Berlin prosecutors investigate Nazi guard suspect
BERLIN (AP) — A former Nazi concentration camp guard living in the Berlin area is being investigated on suspicion of murder after authorities received a tip from the Simon Wiesenthal Center, prosecutors said Friday.
The 87-year-old, identified only as Horst P., is alleged to have been involved in killings while serving as a guard at the Dachau camp near Munich, Berlin prosecutors’ spokesman Martin Steltner said.
He refused to provide further details, citing the ongoing investigation.
The Wiesenthal Center’s top Nazi hunter Efraim Zuroff said information on the suspect came in after the organization launched a poster campaign in Germany in July soliciting tips on the whereabouts of former guards and Nazis. He passed it on to Berlin prosecutors after confirming the suspect really had been a Dachau guard.
“We were informed that the case is being taken seriously, and we can only hope it will be expedited in an appropriate manner,” Zuroff said in a telephone interview from Jerusalem.
Germany’s Bild newspaper first reported the case, publishing an interview with the suspect Friday in which he is quoted as denying involvement in any killings.
But, he acknowledged, “when one of the criminals caused a disturbance I reported him, then he was picked up and taken to a special camp. Sometimes I never saw them again but I also never asked any questions.”
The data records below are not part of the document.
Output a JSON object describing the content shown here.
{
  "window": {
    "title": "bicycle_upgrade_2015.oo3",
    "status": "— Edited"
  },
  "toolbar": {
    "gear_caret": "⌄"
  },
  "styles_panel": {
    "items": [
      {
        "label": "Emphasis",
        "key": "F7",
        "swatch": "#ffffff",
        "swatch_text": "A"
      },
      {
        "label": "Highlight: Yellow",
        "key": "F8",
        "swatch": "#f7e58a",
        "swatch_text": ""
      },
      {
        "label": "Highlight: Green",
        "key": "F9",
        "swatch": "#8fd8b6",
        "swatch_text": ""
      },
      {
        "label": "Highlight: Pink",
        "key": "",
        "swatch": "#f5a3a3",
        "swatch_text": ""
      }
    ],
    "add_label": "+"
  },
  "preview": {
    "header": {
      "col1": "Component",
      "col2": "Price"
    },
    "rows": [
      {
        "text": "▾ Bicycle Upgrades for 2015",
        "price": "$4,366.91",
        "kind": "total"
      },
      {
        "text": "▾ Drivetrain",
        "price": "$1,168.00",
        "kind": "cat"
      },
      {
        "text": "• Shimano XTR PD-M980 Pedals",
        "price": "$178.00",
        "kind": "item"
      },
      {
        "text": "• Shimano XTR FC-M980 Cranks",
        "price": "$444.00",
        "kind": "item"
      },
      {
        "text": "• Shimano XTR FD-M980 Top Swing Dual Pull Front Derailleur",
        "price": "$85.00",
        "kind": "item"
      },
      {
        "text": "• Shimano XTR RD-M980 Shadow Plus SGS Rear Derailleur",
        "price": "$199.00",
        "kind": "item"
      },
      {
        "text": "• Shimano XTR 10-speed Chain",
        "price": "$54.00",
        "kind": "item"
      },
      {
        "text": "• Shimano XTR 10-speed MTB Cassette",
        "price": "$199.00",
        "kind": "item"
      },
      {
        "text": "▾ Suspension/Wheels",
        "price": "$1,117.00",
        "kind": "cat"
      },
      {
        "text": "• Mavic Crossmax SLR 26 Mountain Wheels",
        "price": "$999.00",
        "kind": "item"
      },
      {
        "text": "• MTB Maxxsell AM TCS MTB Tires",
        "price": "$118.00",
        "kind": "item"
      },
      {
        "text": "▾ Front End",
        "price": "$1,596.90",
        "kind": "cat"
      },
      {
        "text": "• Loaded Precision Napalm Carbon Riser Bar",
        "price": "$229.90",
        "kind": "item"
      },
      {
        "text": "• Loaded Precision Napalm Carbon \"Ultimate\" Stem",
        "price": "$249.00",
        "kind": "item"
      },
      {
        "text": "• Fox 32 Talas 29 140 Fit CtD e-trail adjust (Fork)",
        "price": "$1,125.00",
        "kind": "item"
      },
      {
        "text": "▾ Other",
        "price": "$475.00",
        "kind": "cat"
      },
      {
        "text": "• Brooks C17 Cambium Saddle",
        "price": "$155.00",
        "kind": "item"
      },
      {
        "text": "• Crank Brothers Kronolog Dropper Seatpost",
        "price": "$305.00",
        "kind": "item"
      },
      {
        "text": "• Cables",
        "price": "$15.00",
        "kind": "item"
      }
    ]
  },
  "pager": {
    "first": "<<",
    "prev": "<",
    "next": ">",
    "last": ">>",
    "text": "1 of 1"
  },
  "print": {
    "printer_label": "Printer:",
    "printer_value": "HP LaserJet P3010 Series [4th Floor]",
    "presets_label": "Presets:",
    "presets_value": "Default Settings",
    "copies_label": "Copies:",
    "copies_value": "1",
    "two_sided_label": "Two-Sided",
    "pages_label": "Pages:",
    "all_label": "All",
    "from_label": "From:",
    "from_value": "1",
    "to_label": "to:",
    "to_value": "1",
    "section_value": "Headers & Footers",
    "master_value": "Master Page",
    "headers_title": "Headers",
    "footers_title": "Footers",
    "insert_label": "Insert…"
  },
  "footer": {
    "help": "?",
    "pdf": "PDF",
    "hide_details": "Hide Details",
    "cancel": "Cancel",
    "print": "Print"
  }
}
German authorities are currently investigating about 30 former Auschwitz guards under new legal thinking that anyone who served in a death camp, whose sole purpose was to kill, can be prosecuted as accessories to murder.
That argument has not been successfully expanded to include guards at concentration camps like Dachau, where tens of thousands died but whose purpose was not solely killing.
In this case, that means that prosecutors will have to find sufficient evidence of a specific crime before they can file charges.
Zuroff would not give specific details on the information the Wiesenthal Center received, but did say it was an “allegation of the commission of a serious crime.”
In Bild’s story, the newspaper printed a photo collage they said was on the wall of the man’s apartment southeast of the German capital. It was labeled “Mein Kampf” — the same title as Adolf Hitler’s notorious book — and included photos showing him in uniform.
He was also quoted as saying he joined the SS because he “was told that it was fun.”
Steltner said it was not clear how Bild learned of the case, and Zuroff said the Wiesenthal Center had been hoping not to publicize it until the investigation was farther along.
“The information did not come from us,” Zuroff said. “I wanted to give the prosecutors a chance to do the right thing.”